How Flat is a Plateau? Evolution of Late-Time TDE Disks

TL;DR

This paper investigates the evolution of late-time light curve plateaus in tidal disruption events, testing the flatness assumption, fitting models to data, and exploring implications for black hole and disk properties.

Contribution

It provides the first systematic analysis of late-time TDE light curves, testing the flat plateau assumption and fitting magnetically elevated disk models to extract physical parameters.

Findings

Approximately one third of TDEs favor evolving plateaus.

Fitted alpha parameters range from 10^{-3} to 0.4.

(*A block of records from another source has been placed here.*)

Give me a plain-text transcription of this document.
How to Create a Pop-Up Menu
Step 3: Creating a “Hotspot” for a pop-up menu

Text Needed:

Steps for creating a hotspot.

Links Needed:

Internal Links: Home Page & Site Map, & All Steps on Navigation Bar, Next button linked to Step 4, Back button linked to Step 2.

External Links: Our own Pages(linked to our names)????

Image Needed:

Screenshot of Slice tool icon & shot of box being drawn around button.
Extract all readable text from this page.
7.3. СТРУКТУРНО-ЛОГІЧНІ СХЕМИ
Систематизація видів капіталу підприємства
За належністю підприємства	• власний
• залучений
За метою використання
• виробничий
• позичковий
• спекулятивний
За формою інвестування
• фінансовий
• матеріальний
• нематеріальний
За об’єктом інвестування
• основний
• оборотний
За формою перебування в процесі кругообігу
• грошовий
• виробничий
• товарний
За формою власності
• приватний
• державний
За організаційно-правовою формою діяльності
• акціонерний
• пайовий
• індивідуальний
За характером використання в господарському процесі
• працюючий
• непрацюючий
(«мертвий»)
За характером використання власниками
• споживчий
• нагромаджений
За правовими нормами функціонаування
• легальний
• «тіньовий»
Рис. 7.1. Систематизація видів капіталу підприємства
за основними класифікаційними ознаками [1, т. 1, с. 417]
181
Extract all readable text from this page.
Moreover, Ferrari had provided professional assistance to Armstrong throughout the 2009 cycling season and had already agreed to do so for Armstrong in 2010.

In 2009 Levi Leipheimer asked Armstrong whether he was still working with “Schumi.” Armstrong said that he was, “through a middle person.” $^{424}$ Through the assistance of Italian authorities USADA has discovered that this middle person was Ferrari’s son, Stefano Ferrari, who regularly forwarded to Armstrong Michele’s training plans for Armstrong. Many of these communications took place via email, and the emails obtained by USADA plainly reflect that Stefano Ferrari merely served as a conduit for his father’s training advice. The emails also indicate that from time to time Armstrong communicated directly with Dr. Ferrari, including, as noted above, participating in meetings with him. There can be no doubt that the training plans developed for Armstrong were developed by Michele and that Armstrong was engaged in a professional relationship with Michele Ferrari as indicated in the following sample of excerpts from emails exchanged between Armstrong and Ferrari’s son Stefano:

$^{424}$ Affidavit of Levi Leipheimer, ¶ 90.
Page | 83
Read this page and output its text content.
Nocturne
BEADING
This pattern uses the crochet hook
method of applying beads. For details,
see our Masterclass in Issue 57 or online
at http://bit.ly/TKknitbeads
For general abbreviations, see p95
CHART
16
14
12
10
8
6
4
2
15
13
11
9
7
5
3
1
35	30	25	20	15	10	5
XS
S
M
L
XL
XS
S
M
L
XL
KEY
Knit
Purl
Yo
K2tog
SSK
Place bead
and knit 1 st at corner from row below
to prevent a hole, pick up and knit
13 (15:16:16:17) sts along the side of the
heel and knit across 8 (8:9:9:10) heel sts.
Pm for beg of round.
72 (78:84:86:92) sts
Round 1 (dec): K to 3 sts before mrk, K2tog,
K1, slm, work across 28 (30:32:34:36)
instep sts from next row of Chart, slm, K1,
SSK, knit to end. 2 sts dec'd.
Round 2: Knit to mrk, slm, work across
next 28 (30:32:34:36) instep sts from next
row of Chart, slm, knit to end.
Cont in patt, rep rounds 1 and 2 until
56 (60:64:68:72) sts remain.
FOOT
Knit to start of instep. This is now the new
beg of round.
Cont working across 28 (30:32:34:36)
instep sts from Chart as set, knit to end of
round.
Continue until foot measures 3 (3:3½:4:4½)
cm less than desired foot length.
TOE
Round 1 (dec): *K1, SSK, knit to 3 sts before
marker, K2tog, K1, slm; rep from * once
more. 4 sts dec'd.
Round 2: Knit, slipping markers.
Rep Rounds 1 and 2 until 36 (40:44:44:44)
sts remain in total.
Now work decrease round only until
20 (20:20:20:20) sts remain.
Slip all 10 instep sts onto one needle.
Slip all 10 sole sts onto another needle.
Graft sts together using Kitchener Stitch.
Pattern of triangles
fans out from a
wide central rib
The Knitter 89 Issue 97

Disk precession timescales are shorter and grow with time as T_prec ∝ t^{35/36}.

Abstract

Late-time light curve plateaus in tidal disruption events (TDEs) are often approximated as flat and time-independent. This simplification is motivated by theoretical modeling of spreading late time TDE disks, which often predicts slow light curve evolution. However, if time evolution can be detected, late-time light curves will yield more information than has been previously accessible. In this work, we re-examine late-time TDE data to test how well the flat plateau assumption holds. We use Markov Chain Monte Carlo to estimate the maximum likelihood for a family of theory-agnostic models and apply the Akaike information criterion to find that that roughly one third of our sample favors evolving plateaus, one third favors truly flat plateaus, and one third shows no statistically significant evidence for any plateau. Next, we refit the TDEs that exhibit statistically significant plateaus using a magnetically elevated $\alpha$-disk model, motivated by the lack of clear thermal instability in late time TDE light curves. From these model-dependent fits, we obtain estimates for the supermassive black hole (SMBH) mass, the mass of the disrupted star, and the $\alpha$ parameter itself. Fitted $\alpha$ values range from $10^{-3}$ to 0.4 (the mean fitted $\alpha=10^{-1.8}$, with scatter of 0.6 dex), broadly consistent with results from magnetohydrodynamic simulations. Finally, we estimate the timescales of disk precession in magnetically elevated TDE models. Theoretically, we find that disk precession times may be orders of magnitude shorter than in unmagnetized Shakura-Sunyaev disks, and grow in time as $T_{\rm prec}\propto t^{35/36}$; empirically, by using fitted $\alpha$ parameters, we estimate that late time disks may experience $\sim$few-10 precession cycles.